По причине театральной жизни моих родителей я с двухлетнего возраста проводил вечера в обществе няни — курской крестьянки А.С. Ничивилевой, прожившей с нами четверть века. Семья ее мужа была раскулачена в 1930 г. Муж ее, не дожидаясь позора и возможных преследований, уехал в Казахстан, куда последовала и она — после того как представители местной власти поздней осенью сняли крышу с дома. Дальнейшая жизнь ее не заладилась, и в 50-е гг. она оказалась в Челябинске, а в начале 60-х, под старость, вынуждена была «пойти в люди». Малограмотная женщина, она отличалась глубокой религиозностью, мягкостью и терпением, не показным чувством собственного достоинства и здоровым юмором — тем, что в совокупности именуется житейской мудростью. Она сохранила курский говор и тоску по родным местам, которые, по ее представлениям, не должны были серьезно измениться после ее отъезда. Каждый раз, написав нехитрое письмо с прыгающими строчками своим дальним родственникам, она просила меня написать на конверте адрес. «Пиши, — начинала она диктовать в начале 70-х гг., — Курская губерния, Суджанский уезд, село Сула...» (Убогость родной деревни, которую она вновь посетила лишь в 1976 г., глубоко удручила ее). Обстоятельно и спокойно она рассказывала о своей жизни, в том числе о разорении помещичьего имения в 1905 и 1917 г., о голоде начала 20-х, о хлебе из лебеды и смерти детей, перемежая свои рассказы потрясавшими меня песнями и плачами.

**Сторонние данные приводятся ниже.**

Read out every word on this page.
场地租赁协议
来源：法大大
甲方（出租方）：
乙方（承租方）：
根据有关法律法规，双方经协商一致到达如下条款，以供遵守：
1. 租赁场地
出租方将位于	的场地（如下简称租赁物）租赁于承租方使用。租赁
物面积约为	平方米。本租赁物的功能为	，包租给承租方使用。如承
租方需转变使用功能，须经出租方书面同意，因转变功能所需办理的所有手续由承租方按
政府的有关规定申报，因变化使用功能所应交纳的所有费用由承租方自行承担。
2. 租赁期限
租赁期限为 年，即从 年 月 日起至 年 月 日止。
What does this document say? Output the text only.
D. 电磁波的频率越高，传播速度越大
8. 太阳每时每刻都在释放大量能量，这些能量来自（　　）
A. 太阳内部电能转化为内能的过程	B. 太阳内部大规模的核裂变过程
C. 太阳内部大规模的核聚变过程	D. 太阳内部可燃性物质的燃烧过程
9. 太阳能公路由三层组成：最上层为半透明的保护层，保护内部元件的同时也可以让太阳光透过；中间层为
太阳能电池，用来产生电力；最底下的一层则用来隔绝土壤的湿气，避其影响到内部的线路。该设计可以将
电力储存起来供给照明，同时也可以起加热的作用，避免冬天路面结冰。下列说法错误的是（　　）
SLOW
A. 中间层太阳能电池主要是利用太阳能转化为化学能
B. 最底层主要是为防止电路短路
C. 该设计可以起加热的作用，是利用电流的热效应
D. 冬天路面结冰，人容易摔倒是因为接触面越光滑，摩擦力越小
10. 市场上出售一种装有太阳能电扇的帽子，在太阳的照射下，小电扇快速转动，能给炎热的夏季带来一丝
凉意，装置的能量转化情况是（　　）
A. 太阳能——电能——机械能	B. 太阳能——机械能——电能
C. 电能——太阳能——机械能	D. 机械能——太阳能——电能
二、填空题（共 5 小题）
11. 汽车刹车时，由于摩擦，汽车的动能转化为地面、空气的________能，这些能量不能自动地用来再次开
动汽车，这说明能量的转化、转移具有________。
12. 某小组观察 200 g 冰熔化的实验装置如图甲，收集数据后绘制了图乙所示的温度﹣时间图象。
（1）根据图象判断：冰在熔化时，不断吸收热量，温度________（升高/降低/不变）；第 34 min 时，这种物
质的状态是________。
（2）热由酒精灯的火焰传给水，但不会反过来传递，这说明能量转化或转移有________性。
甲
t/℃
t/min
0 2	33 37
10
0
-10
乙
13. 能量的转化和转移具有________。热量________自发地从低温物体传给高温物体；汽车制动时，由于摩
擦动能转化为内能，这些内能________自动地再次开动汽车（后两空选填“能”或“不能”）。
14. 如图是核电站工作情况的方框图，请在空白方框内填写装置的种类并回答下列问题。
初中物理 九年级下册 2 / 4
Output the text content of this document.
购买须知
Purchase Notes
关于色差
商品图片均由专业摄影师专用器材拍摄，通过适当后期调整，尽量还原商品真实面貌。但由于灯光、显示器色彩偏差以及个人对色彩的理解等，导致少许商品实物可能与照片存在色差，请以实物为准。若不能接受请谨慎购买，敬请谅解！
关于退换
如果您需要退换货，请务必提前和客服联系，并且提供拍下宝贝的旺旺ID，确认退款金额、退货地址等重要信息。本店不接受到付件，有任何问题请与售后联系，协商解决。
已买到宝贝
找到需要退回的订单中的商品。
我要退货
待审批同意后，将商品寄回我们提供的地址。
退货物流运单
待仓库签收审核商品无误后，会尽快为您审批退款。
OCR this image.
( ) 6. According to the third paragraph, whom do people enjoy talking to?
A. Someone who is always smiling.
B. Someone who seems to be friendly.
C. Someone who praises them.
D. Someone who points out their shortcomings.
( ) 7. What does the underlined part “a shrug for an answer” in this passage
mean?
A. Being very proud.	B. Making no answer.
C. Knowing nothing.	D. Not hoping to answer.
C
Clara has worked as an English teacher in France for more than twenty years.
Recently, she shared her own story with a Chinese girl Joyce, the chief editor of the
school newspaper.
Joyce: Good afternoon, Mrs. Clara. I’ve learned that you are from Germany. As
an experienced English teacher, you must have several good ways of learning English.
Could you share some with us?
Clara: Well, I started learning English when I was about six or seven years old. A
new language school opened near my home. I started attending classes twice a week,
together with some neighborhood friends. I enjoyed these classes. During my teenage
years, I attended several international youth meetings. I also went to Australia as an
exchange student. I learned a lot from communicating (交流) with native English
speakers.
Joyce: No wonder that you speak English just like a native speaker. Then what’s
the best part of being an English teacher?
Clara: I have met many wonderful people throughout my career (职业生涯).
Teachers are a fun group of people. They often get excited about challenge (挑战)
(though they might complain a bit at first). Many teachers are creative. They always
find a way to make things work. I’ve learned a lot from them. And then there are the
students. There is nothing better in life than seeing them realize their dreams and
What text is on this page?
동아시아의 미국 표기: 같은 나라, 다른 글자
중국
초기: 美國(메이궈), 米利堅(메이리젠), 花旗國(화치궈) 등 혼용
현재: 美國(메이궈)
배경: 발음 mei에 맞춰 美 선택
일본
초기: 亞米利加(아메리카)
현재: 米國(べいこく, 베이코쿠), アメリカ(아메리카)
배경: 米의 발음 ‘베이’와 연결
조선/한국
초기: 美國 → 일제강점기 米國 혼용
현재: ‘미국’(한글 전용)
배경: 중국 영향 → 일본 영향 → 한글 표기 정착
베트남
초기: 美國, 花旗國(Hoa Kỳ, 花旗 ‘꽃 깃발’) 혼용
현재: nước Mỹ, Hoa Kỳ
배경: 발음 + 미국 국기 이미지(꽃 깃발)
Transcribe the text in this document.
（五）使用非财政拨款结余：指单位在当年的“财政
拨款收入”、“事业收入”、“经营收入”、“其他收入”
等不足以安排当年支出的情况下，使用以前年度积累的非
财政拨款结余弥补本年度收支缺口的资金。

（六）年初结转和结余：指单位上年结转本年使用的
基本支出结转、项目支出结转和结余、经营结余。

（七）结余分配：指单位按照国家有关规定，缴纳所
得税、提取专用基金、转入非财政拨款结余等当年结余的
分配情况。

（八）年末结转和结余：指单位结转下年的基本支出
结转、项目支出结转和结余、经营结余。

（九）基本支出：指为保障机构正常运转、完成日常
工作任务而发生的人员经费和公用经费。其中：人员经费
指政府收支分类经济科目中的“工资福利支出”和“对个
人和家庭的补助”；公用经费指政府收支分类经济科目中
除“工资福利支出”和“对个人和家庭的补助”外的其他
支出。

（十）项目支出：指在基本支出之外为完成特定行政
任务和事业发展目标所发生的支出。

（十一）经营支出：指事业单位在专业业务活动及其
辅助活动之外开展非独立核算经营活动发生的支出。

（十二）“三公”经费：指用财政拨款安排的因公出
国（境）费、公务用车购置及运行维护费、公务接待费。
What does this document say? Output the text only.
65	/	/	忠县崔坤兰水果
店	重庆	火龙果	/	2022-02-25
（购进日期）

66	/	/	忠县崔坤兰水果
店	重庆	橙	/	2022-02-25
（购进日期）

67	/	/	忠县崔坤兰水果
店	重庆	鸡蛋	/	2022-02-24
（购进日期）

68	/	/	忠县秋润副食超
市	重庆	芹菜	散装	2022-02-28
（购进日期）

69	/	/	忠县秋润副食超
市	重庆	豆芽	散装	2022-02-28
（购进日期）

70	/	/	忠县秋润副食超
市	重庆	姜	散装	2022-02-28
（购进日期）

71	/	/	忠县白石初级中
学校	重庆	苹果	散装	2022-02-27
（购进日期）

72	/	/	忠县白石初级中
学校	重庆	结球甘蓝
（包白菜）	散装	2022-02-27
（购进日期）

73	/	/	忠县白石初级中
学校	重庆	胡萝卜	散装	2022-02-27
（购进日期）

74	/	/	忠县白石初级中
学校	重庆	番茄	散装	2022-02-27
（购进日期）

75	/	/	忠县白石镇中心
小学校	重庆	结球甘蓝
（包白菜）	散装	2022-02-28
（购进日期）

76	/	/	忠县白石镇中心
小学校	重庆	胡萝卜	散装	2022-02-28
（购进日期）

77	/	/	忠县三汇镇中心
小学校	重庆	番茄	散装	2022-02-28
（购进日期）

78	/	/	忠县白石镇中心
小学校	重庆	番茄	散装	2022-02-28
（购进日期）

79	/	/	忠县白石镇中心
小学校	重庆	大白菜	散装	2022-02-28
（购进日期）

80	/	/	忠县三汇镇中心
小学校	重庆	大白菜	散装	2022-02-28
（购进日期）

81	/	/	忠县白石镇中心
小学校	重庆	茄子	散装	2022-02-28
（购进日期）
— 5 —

С родителями отца я общался мало. Мой дед, П.П. Кузовков, умер, когда мне было пять лет, я его плохо помню. К бабушке, М.А. Нарской, мы наведывались под Москву каждый год, но всего на пару дней, так что по-настоящему близких отношений не сложилось. Но вот что примечательно. Зная, что жить ему осталось недолго, Павел Павлович — прекрасный работник и рачительный хозяин, умелец на все руки, чемпион Москвы по троеборью в легкой атлетике в 20-е гг. и водитель грузовика на Трехгорной мануфактуре, умница, мастер повеселиться и постоять за себя — вызвал к себе моего отца и поведал ему о своей жизни: о том, как воевал в гражданскую под Царицыным и ходил «по заданию Ленина» с продотрядом, как работал в Москве и сбежал в 1934 г. от неминуемого ареста в Иркутск... Отец вернулся потрясенный и в течение многих лет мне ничего не рассказывал, да и после вспоминал об их последних встречах дозированно, с купюрами.
В общем, мое детство было как бы окутано прошлым. Меня окружали люди из прежней жизни, немудреные старинные предметы повседневного обихода, рассказы милых мне стариков, немногочисленные старые книги и пожелтевшие фотографии, в том числе коллективные, на которых многие лица были старательно стерты ластиком...
Многое, зафиксированное цепкой детской памятью, вспоминалось позже, при изучении советской истории в школе и в университете. Вспоминалось, поскольку изучаемое противоречило услышанному в детстве. В картину классово определенного и ослепительно контрастного прошлого не умещался дед, выступавший то в качестве красного партизана и продотрядника, то — мелкого «спекулянта», обходившего стороной — с добытыми мешками муки — заградительные отряды. С победоносным построением социализма не вязались два двоюродных деда, один из которых заведовал снабжением лагерников в ГУЛАГе, а другой — бывший эсер — был выпущен из лагеря накануне войны и погиб под немецкими бомбами во время эвакуации. С героическими образами истории классовой борьбы не гармонировали рассказы обычных, «негероических» людей: напряженное ожидание еврейского погрома во время мятежа А.М. Стрекопытова в Гомеле весной 1919 г. закончилось для моей бабушки — ей было тогда неполных 18 лет — тем, что какой-то солдат, ворвавшись в дом, штыком сорвал с вешалки шубу («Хорошая была шубка», — сокрушалась бабушка полвека спустя) и столь же внезапно удалился; а на мой вопрос, видела ли няня белых, она спокойно отвечала: «Проходили какие-то раз над деревней, да издали не видно, хто такие, и в хвормах мы не разбирались...»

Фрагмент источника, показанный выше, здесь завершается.